Apr 17, 2010
kevo (All reviews)
Fans of the Hidamari Sketch franchise will do well to know that the third season of the show is really just like the other two. Yuno and her three fellow tenants of the Hidamari Apartments return for another season of... doing nothing in particular. They go to art school, gather together spontaneously for humble dinner parties, and genuinely enjoy their lives. There is no complex plot or character insinuations; Hidamari Sketch is an absurdly simplistic and optimistic take on the lives of four girls so normal and so carefree that they cannot possibly exist. Yet if you suspend your cynical mindset for a fleeting moment, it really is a lot of fun. From the mellow dialogue that walks gracefully the trapeze line between inane and sublime to the director Akiyuki Shinbou's notable animation effects inspired by postmodern abstract art, Hidamari Sketch is a different take on anime but still familiar to the casual viewer.

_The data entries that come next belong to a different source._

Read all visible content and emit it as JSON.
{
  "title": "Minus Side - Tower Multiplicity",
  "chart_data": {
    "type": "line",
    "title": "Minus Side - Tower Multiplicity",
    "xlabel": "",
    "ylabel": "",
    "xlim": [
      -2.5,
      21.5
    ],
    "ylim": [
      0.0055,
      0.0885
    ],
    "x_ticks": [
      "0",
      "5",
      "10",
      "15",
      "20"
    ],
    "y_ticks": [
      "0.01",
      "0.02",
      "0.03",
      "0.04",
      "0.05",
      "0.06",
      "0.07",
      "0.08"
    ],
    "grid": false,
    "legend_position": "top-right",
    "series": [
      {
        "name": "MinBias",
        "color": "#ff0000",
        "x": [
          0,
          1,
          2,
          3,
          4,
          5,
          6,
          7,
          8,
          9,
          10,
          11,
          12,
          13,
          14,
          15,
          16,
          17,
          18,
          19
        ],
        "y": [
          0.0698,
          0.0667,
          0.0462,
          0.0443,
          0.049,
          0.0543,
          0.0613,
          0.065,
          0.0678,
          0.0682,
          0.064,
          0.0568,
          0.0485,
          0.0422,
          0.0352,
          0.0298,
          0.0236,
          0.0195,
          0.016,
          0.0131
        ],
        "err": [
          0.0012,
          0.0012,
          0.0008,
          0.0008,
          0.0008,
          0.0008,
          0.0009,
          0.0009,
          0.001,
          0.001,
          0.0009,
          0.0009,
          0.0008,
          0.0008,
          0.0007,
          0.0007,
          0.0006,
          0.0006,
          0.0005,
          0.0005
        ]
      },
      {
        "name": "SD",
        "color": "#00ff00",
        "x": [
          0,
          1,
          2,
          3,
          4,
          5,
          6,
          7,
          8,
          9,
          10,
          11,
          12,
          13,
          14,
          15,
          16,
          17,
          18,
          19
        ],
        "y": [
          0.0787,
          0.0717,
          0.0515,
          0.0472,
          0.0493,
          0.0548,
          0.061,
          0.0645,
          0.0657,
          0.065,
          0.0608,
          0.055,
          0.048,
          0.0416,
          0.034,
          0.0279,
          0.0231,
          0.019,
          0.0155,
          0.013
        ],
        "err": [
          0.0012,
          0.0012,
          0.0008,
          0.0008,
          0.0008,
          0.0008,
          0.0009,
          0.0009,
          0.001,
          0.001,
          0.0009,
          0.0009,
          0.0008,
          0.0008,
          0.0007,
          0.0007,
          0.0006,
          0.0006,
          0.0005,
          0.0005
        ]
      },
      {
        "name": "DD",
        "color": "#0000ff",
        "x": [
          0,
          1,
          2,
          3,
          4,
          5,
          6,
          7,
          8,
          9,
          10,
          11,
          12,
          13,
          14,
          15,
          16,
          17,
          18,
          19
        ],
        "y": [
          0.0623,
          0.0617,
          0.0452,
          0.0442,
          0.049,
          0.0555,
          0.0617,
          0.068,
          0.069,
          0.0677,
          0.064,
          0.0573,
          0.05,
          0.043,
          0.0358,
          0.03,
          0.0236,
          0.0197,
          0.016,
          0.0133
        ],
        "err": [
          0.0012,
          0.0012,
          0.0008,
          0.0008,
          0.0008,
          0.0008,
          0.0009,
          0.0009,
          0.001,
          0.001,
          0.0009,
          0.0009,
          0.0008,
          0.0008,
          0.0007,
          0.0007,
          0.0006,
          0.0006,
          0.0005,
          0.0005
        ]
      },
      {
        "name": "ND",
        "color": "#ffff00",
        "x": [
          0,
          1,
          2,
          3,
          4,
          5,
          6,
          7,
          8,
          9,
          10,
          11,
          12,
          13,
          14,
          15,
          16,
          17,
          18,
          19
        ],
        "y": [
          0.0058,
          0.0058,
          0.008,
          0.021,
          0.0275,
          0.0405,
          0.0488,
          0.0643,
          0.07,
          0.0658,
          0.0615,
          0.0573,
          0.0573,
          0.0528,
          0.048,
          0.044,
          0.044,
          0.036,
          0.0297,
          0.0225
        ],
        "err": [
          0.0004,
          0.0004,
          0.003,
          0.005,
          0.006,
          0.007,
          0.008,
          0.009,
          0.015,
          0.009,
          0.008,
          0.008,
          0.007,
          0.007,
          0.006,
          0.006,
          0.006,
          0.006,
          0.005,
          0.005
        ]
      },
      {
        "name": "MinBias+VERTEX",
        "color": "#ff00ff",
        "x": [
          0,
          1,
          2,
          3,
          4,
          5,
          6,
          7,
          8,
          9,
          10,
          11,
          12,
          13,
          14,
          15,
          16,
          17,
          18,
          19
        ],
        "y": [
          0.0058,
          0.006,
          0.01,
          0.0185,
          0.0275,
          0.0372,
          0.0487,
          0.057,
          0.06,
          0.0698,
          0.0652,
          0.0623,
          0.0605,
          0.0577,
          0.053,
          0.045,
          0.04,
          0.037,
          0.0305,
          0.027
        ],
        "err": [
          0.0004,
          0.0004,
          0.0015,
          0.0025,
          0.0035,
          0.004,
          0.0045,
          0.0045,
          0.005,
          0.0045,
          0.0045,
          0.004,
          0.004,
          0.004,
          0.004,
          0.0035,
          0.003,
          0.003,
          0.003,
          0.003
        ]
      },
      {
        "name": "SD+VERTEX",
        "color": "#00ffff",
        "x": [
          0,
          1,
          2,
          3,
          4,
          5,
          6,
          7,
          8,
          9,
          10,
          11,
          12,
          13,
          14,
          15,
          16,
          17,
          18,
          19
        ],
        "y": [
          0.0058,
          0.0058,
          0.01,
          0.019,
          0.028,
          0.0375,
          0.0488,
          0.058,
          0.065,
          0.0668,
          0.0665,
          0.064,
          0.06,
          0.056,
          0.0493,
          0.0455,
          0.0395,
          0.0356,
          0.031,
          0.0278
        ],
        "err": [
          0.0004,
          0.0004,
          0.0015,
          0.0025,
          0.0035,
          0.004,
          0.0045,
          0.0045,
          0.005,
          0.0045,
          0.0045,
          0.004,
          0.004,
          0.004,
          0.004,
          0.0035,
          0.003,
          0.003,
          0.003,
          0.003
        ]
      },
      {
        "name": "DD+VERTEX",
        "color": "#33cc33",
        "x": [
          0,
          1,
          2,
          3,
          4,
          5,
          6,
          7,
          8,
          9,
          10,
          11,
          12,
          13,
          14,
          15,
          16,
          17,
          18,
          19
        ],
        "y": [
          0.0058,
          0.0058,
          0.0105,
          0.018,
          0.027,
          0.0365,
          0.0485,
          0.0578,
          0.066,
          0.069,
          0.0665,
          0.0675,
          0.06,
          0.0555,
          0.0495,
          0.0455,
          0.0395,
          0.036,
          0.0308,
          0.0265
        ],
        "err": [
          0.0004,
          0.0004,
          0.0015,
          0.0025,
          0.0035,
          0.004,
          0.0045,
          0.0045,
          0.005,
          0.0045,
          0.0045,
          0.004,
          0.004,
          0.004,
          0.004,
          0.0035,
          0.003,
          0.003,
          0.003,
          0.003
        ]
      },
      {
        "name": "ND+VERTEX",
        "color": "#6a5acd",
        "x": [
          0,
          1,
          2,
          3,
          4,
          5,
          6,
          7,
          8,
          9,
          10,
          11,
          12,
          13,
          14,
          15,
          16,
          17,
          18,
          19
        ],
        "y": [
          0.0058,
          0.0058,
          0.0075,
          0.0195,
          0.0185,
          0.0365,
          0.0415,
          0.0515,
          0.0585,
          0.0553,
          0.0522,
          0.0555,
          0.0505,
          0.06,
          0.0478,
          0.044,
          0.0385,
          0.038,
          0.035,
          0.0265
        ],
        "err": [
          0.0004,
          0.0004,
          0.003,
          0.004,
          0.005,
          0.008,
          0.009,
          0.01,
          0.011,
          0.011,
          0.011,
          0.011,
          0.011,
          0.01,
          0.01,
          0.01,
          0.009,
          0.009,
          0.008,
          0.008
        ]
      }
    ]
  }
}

Unlike season 2, this season of Hidamari Sketch moves forward in time and introduces two new characters: Nazuna and Nori. While it takes some time for the show to really flesh them out as part of the cast, they are only marginally interesting in the show. Mostly I found that Nori was energetic and outgoing, Miyako's niche, and that Nazuna was shy and introverted, like Yuno except more moeblob. It's difficult to add characters to ensemble casts like Hidamari Sketch in the third season because everyone else has firmly staked their positions. Regardless, two more characters do a little bit to introduce some fresh air into a show that's might have begun to run out of steam after two seasons.

Besides that, there's not much else new in Hidamari Sketch. Everything we know and love is back, more or less, and even improved. The ever-lovable Yoshinoya-sensei has tons of screen time and is unflappably entertaining each time, going with her crazy classroom antics and getting scolded by the old principal. There's an episode set two years ago about the old tenants Misato and Riri before they graduated and were replaced by Yuno and Miyako. Time capsule episodes are a really fun aspect of Hidamari Sketch. Sae's ridiculously cute little sister, Chika, makes an appearance or two this season as well. The landlady has more lines and is much more visible this season as well. Overall, the main structure of focusing around the antics of the main cast and occasionally involving minor characters is preserved.

The writing is rather mundane. I swear that half the episodes end with just the girls eating dinner. Despite this, I can't really think of anything bad to say about it. Sure, it's lacks the epic grandness of a modern literary manifesto but that's not what Hidamari Sketch wants to do. This season was pretty entertaining, and the dialogue feels natural. It helps that the voice acting is very talented as well.

The animation is what you would expect from SHAFT: crisp and unconventional. The show is very cheerful with bright colors and abstract geometric themes in the art and backgrounds. There's a slight desaturated look and the alpha is pretty high, but the resulting effect is pretty cool.

As with the other seasons, the opening theme is sung by the cast while the ending theme is sung by marble. Nothing spectacular really, but I like the ending theme. The scoring is pretty much what we've seen for two seasons already. The unique, cartoony, minimalist soundtrack fits into the background of the show. Mizuhashi Kaori is ridiculously good as Miyako, and Goto Yuko's voice for Hiro is pretty recognizable for fans of The Melancholy of Suzumiya Haruhi.

Overall, give this show a watch if you liked the other two seasons. It's not really something to marathon; it took me 85 days to watch 13 episodes. Nothing new, but why fix what isn't broken?